USDA Returns to Centralized Interpreting Services in Landmark Settlement, Improving Interpreter Access and Addressing Discriminatory Employment Disincentives


Washington, DC, August 30, 2022  Following the conclusion of claims administration, lawyers for a class of deaf and hard of hearing employees of the United States Department of Agriculture (USDA) working in the metropolitan Washington, D.C. area announce a settlement in Campbell v. Vilsack (EEOC No. 570-2018-00277X).  Plaintiffs were represented by the National Association for the Deaf (NAD), Zelle LLP, and Latham & Watkins LLP.  The lawsuit alleged that the USDA provided inconsistent and unreliable sign language services to its DC-area deaf and hard of hearing employees when it stopped providing centralized services in 2014.  When the USDA decentralized its sign language interpreting system, each of USDA’s seventeen sub-agencies were required to fund sign language services for its employees directly (with costs covered by the particular sub-agency). As a result, the Class maintained that USDA had created a discriminatory disincentive for its managers to hire, retain, or promote deaf employees.

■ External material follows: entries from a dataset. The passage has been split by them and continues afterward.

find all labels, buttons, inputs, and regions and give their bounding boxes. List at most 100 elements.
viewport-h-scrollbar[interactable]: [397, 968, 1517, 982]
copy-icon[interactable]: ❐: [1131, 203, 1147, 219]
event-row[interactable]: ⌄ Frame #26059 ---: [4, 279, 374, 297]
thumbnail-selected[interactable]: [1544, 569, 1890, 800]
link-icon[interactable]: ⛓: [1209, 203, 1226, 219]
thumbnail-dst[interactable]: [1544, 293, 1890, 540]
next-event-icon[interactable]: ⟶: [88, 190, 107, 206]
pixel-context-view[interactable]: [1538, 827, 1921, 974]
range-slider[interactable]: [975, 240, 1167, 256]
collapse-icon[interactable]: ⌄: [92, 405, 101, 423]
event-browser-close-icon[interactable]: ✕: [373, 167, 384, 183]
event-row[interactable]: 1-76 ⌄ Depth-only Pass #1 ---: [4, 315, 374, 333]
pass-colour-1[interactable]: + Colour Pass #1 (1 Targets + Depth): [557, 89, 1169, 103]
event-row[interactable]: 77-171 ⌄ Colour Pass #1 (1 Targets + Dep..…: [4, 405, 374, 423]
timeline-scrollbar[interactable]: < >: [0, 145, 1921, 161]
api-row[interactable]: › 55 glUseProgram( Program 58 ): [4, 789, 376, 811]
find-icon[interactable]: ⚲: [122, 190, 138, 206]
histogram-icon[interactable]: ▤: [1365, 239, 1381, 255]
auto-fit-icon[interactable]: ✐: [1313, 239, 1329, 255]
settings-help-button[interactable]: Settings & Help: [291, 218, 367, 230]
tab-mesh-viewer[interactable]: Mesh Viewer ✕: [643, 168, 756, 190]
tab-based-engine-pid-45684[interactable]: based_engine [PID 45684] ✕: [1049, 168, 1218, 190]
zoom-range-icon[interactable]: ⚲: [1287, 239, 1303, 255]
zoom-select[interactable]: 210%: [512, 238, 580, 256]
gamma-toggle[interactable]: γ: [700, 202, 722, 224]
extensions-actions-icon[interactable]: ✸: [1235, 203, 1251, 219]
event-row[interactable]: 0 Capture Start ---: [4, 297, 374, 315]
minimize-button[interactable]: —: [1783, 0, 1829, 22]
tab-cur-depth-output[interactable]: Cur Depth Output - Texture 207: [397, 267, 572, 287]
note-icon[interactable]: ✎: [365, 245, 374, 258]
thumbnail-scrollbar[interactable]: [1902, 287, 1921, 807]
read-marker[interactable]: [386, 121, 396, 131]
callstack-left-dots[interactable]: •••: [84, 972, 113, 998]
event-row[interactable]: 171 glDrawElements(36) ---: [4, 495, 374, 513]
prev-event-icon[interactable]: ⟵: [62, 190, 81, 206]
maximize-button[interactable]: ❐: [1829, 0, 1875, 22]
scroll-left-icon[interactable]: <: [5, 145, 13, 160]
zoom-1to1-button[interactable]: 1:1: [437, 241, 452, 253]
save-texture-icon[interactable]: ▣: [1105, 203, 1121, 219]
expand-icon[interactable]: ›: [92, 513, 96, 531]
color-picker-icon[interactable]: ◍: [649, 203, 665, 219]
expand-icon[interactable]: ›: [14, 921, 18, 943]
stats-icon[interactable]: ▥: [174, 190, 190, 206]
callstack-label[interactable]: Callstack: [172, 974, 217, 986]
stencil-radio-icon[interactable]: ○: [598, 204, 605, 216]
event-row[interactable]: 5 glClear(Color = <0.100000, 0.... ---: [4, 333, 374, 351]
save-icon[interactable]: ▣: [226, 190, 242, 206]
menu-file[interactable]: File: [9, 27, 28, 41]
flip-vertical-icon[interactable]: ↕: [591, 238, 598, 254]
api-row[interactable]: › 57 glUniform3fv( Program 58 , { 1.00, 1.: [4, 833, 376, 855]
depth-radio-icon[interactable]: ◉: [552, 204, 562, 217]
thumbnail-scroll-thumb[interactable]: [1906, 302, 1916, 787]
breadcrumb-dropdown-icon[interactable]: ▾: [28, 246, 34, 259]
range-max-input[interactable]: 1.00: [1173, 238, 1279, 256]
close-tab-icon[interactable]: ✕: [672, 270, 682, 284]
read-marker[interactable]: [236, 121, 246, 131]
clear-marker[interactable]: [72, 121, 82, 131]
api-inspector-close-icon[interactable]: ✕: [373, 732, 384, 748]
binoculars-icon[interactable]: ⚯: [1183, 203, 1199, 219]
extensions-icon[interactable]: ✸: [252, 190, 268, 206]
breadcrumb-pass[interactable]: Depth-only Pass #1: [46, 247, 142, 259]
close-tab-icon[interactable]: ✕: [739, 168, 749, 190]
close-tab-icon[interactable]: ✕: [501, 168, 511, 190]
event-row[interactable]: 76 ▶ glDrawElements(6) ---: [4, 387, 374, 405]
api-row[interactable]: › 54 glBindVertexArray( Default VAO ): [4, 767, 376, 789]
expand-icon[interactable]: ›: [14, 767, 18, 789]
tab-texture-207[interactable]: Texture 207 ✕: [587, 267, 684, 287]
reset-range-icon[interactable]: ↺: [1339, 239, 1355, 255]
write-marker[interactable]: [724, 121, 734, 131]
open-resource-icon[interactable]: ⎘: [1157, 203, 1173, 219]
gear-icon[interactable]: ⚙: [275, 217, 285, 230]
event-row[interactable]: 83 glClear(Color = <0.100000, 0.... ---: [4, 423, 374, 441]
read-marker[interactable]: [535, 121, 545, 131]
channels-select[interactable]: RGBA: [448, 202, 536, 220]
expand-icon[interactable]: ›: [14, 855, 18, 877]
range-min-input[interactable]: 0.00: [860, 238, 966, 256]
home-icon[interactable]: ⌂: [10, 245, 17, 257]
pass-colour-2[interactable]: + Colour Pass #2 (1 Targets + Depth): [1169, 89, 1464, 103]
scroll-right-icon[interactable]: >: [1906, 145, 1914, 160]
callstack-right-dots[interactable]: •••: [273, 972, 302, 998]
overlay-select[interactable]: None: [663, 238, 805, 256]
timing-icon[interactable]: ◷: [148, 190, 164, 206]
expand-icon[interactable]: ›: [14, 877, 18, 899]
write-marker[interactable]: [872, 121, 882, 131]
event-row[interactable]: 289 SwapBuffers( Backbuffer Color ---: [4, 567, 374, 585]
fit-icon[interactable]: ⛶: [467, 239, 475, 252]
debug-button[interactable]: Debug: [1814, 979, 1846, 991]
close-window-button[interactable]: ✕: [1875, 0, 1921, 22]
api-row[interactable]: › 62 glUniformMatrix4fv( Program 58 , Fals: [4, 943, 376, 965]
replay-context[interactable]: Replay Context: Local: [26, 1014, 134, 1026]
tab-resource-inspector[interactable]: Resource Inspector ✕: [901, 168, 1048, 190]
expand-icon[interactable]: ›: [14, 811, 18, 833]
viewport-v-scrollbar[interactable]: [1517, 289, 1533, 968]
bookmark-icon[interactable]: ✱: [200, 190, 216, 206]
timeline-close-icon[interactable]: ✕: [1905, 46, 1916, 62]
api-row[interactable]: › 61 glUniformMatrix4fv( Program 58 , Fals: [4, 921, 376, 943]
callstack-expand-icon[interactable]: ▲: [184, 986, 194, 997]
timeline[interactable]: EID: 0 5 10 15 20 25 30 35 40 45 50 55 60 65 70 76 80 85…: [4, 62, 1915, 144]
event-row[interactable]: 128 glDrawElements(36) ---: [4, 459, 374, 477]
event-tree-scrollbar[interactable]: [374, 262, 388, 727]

After eight years of litigation, all USDA deaf and hard of hearing employees in the Washington, D.C. region will now be able to access sign language interpreting services through a centralized system. Under the settlement, the USDA has agreed to re-centralize how sign language services are provided, and to fund sign language interpreting contracts through a centralized shared cost program.  This centralized funding system requires each sub-agency to contribute funding based on its total number of full-time employees, no matter how many deaf or hard of hearing employees work at each sub-agency or how often each sub-agency’s employees use sign language services.  Using this funding system makes sure that none of the USDA’s sub-agencies are motivated to avoid hiring, retaining, and promoting deaf and hard of hearing employees.  Under the settlement, DC-area deaf and hard of hearing USDA employees are also able to have input in how the USDA contracts with sign language interpreting vendors as well as to provide performance evaluations of these vendors.

Additionally, the Settlement included requiring the USDA to pay $550,000: $30,000 to the individual class members and $520,000 in attorney’s fees and court costs, which will be used to further support the NAD’s mission “to preserve, protect and promote the civil, human and linguistic rights of deaf and hard of hearing people in the United States of America.”

“This historic lawsuit and settlement demonstrates the importance of centralized funding and coordination of reasonable accommodation to truly ensure an accessible and equal workplace for people with disabilities. We hope that this case brings about change across all federal agencies, state agencies, and the private sector to use centralized reasonable accommodations and thereby improve employment for all people with disabilities,” said Howard A. Rosenblum, Chief Executive Officer of the NAD.

“After advocating for many years to ensure access to legally required reasonable accommodations, and to remove disincentives to hiring, retaining, and promoting deaf and hard of hearing employees, we are thrilled with the settlement in this case,” said Timothy McLaughlin of Latham & Watkins.

“This is a transformative result not only for those directly impacted in this case, but also for countless others who will benefit in the years to come,” said John A. Carriel, an attorney with Zelle, who served as co-class counsel. “We were honored to represent the class, and delighted to have taken part in the cohesive partnership that achieved this result.”

About the National Association of the Deaf

The National Association of the Deaf (NAD), established in 1880, is the nation’s premier civil rights organization safeguarding the civil, human, and linguistics rights of 48 million deaf and hard of hearing people in the U.S., including hundreds of thousands whose primary language is American Sign Language.

About Zelle LLP

Zelle is an international litigation and dispute resolution law firm committed to pro bono litigation. With offices in Atlanta, Boston, Dallas, London, Miami, Minneapolis, New York, Oakland, Philadelphia and Washington, DC, Zelle represents clients in challenging, high-stakes insurance-related disputes, antitrust/competition and other complex business litigation in the United States and around the world. 

About Latham & Watkins LLP

Latham & Watkins delivers innovative solutions to complex legal and business challenges around the world. From a global platform, our lawyers advise clients on market-shaping transactions, high-stakes litigation and trials, and sophisticated regulatory matters. Latham is one of the world’s largest providers of pro bono services, steadfastly supports initiatives designed to advance diversity within the firm and the legal profession, and is committed to exploring and promoting environmental sustainability.